Directors' attendance at ARCC meetings during FY19 and subsequently to the date of this report (all meetings were scheduled) is as follows:
Notes: Stephen Davidson stood down from his role as ARCC member and was not proposed for election to the ARCC at the Company's 2018 AGM. He continues to attend the ARCC as an invitee as shown.
The principal functions of the committee are to:
- review the annual financial statements, the half—yearly results announcement and other financial reports;
- ensure the Group has established appropriate financial reporting procedures and that those procedures are operating effectively;
- assess the risks facing the business and review the Group's risk management procedures;
- monitor the effectiveness of internal controls and comment on the state of the internal control environment;
- review the internal and external audit plans and discuss the findings and recommendations of the internal and external auditors; and
- review the effectiveness of the external auditors including considering the findings of: the inspection performed by the auditors' regulatory body; the auditors' internal engagement monitoring inspection; the outcome of any legal or disciplinary procedures; and review the effectiveness of the internal auditors.

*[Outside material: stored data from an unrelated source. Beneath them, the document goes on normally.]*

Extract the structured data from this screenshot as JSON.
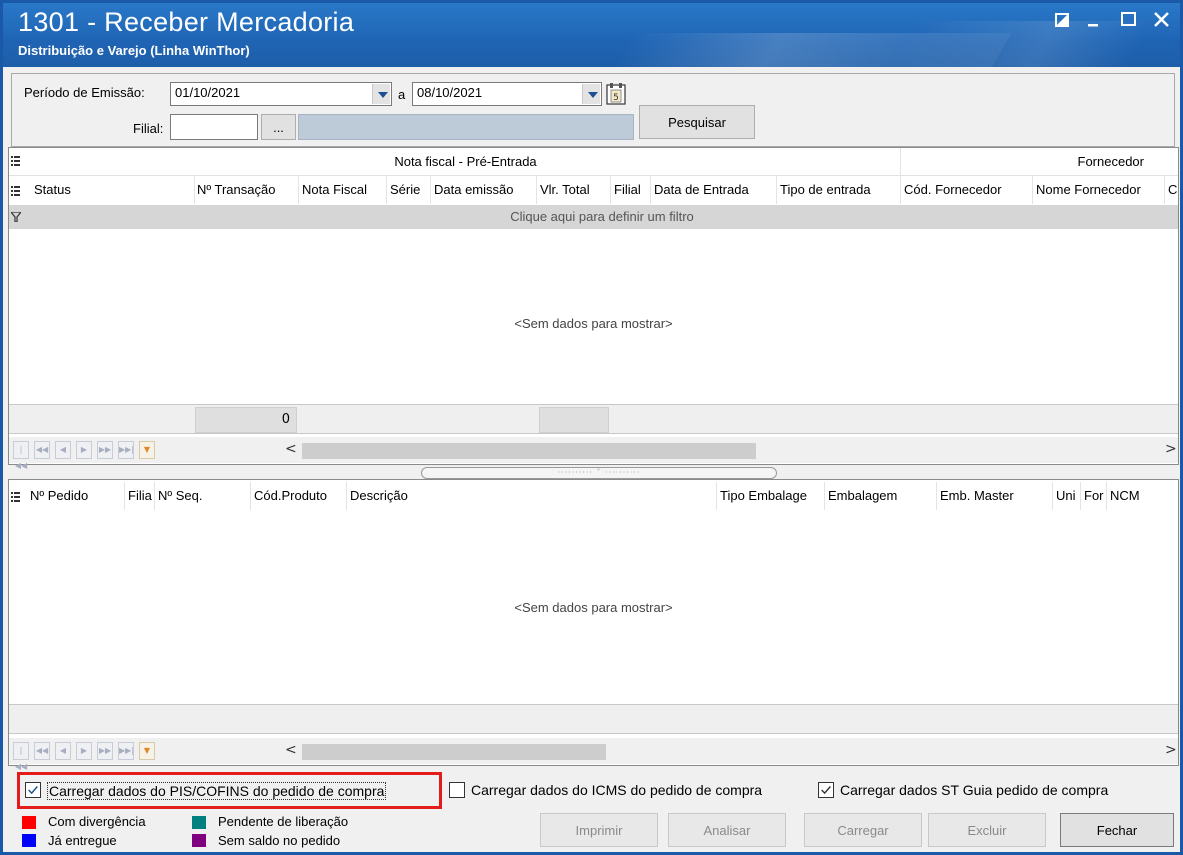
{
  "window": {
    "title": "1301 - Receber Mercadoria",
    "subtitle": "Distribuição e Varejo (Linha WinThor)"
  },
  "filters": {
    "periodo_label": "Período de Emissão:",
    "date_from": "01/10/2021",
    "to_label": "a",
    "date_to": "08/10/2021",
    "filial_label": "Filial:",
    "filial_value": "",
    "filial_lookup": "...",
    "search_button": "Pesquisar"
  },
  "grid1": {
    "group_nota": "Nota fiscal - Pré-Entrada",
    "group_fornecedor": "Fornecedor",
    "columns": [
      "Status",
      "Nº Transação",
      "Nota Fiscal",
      "Série",
      "Data emissão",
      "Vlr. Total",
      "Filial",
      "Data de Entrada",
      "Tipo de entrada",
      "Cód. Fornecedor",
      "Nome Fornecedor",
      "C"
    ],
    "filter_prompt": "Clique aqui para definir um filtro",
    "empty_text": "<Sem dados para mostrar>",
    "footer_count": "0"
  },
  "grid2": {
    "columns": [
      "Nº Pedido",
      "Filia",
      "Nº Seq.",
      "Cód.Produto",
      "Descrição",
      "Tipo Embalage",
      "Embalagem",
      "Emb. Master",
      "Uni",
      "For",
      "NCM"
    ],
    "empty_text": "<Sem dados para mostrar>"
  },
  "options": {
    "pis_cofins": {
      "label": "Carregar dados do PIS/COFINS do pedido de compra",
      "checked": true
    },
    "icms": {
      "label": "Carregar dados do ICMS do pedido de compra",
      "checked": false
    },
    "st_guia": {
      "label": "Carregar dados ST Guia pedido de compra",
      "checked": true
    }
  },
  "legend": [
    {
      "label": "Com divergência",
      "color": "#ff0000"
    },
    {
      "label": "Pendente de liberação",
      "color": "#008080"
    },
    {
      "label": "Já entregue",
      "color": "#0000ff"
    },
    {
      "label": "Sem saldo no pedido",
      "color": "#800080"
    }
  ],
  "actions": {
    "imprimir": "Imprimir",
    "analisar": "Analisar",
    "carregar": "Carregar",
    "excluir": "Excluir",
    "fechar": "Fechar"
  },
  "colors": {
    "title_bar": "#1f64b4",
    "highlight": "#e41b1b"
  },
  "icons": [
    "restore-icon",
    "minimize-icon",
    "maximize-icon",
    "close-icon",
    "dropdown-arrow-icon",
    "calendar-icon",
    "column-chooser-icon",
    "filter-icon",
    "first-record-icon",
    "prev-page-icon",
    "prev-record-icon",
    "next-record-icon",
    "next-page-icon",
    "last-record-icon"
  ]
}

The committee reviews its performance annually by means of questionnaires completed by individual committee members and attendees which are then discussed at Board and committee meetings. These appraisals enable the committee to evaluate its effectiveness objectively and to conclude that it is operating effectively under the terms of reference set down in its charter.
The committee is satisfied that it has met its legal and regulatory responsibilities for the year under review and to the date of this report with respect to its terms of reference as set out in its charter.
The Chairman of the committee will be available at the AGM to answer queries about the work of the committee.